European privacy teams have plenty of experience handling such turbulence after the first "Schrems" decision and the implementation of the EU General Data Protection Regulation. The EU may have a longer track record, but that doesn't mean the U.S. hasn't made strides of its own. Wilson Sonsini Goodrich & Rosati Of Counsel Laura De Boel said U.S.-based privacy teams have handled the new "Schrems" ruling far better than it did back in 2015. De Boel said this is evident by recent white papers and other materials that address concerns about future data transfers.
Privacy teams in the U.S. seem to be in a better place compared to 2015. The same cannot be said for U.S. surveillance laws, at least when considering a potential Privacy Shield replacement. De Boel said the U.S. Department of Commerce's commitment to Privacy Shield should be viewed as a positive political sign. Despite the aforementioned willingness, it does not look as though a new Privacy Shield will be a top priority for U.S. President-elect Joe Biden's administration, as European Data Protection Supervisor Wojciech Wiewiórowski recently alluded to when he said a new agreement would not be reached any time soon.
Another problem may be the legislative chasm between the EU and U.S. Due to the gap between U.S. surveillance laws and the standards in the EU, De Boel finds it hard to imagine an agreement standing up to another legal challenge.

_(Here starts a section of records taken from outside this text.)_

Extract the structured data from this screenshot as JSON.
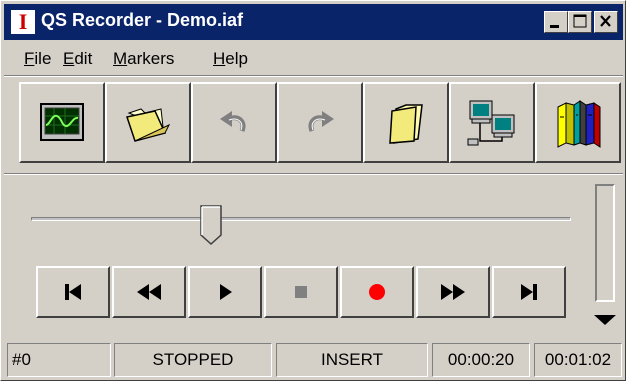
{
  "window": {
    "title": "QS Recorder - Demo.iaf",
    "app_icon_letter": "I"
  },
  "menu": {
    "items": [
      {
        "access_key": "F",
        "rest": "ile"
      },
      {
        "access_key": "E",
        "rest": "dit"
      },
      {
        "access_key": "M",
        "rest": "arkers"
      },
      {
        "access_key": "H",
        "rest": "elp"
      }
    ]
  },
  "toolbar": {
    "buttons": [
      {
        "icon": "waveform-monitor-icon",
        "enabled": true
      },
      {
        "icon": "open-folder-icon",
        "enabled": true
      },
      {
        "icon": "undo-icon",
        "enabled": false
      },
      {
        "icon": "redo-icon",
        "enabled": false
      },
      {
        "icon": "closed-folder-icon",
        "enabled": true
      },
      {
        "icon": "network-computers-icon",
        "enabled": true
      },
      {
        "icon": "books-library-icon",
        "enabled": true
      }
    ]
  },
  "position_slider": {
    "value_fraction": 0.32
  },
  "volume_slider": {
    "value_fraction": 1.0
  },
  "transport": {
    "buttons": [
      {
        "icon": "skip-to-start-icon",
        "enabled": true
      },
      {
        "icon": "rewind-icon",
        "enabled": true
      },
      {
        "icon": "play-icon",
        "enabled": true
      },
      {
        "icon": "stop-icon",
        "enabled": false
      },
      {
        "icon": "record-icon",
        "enabled": true,
        "color": "#ff0000"
      },
      {
        "icon": "fast-forward-icon",
        "enabled": true
      },
      {
        "icon": "skip-to-end-icon",
        "enabled": true
      }
    ]
  },
  "status": {
    "marker": "#0",
    "state": "STOPPED",
    "mode": "INSERT",
    "position_time": "00:00:20",
    "total_time": "00:01:02"
  },
  "colors": {
    "titlebar": "#0a246a",
    "face": "#d4d0c8",
    "record": "#ff0000",
    "icon_letter": "#cc0000"
  }
}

"There’s a lot of work that would need to be done to bring those (surveillance) laws to the EU standard," De Boel said. "Then, you could maybe see something happening in the political negotiation. There could be some political agreement between the EU and U.S., but then that political agreement would need to stand the test of a very principal-based court in the EU. It’s difficult to see how they would stand that test."
While the future of a Privacy Shield successor may be in doubt, SCCs will see a new iteration thanks to the European Commission's draft implementation decision that came out last month. Boardman said the new SCCs will help lay out the obligations organizations must meet based on the text of the "Schrems II" ruling and the EDPB's recommendations.
Boardman did offer one warning: The final SCCs will likely not be a one-to-one match of what is currently in the draft decision. If an organization can wait until the final SCCs are unveiled, they are going to be in good shape. For those data transfers that relied on Privacy Shield, Boardman said the current SCCs must be used even though they will be reworked once again in short order.
Until then, privacy professionals will have to wait for the day when the revised SCCs come to town. Boardman said the European Commission is working to finalize the SCCs as soon as possible, possibly by the end of this year or early 2021.
Boardman admits this is an optimistic timeline, and De Boel shared a similar sentiment. Since the EDPB and EDPS will have to issue their own opinions on the commission's draft, De Boel said it is highly unlikely the revamped SCCs will be ready by the conclusion of 2020.
Regardless of when they come, the reworked clauses represent a paradigm shift in transborder data flow, and it will be imperative for organizations in the EU, U.S. and around the world to take notice.
"You can’t go back to the situation before 'Schrems II' where you sign SCCs, whether they are the old ones or the new ones, and not think about the broader context of the data flows," De Boel said. "The additional due diligence that is required by the 'Schrems II' decision is still going to be necessary for these new SCCs."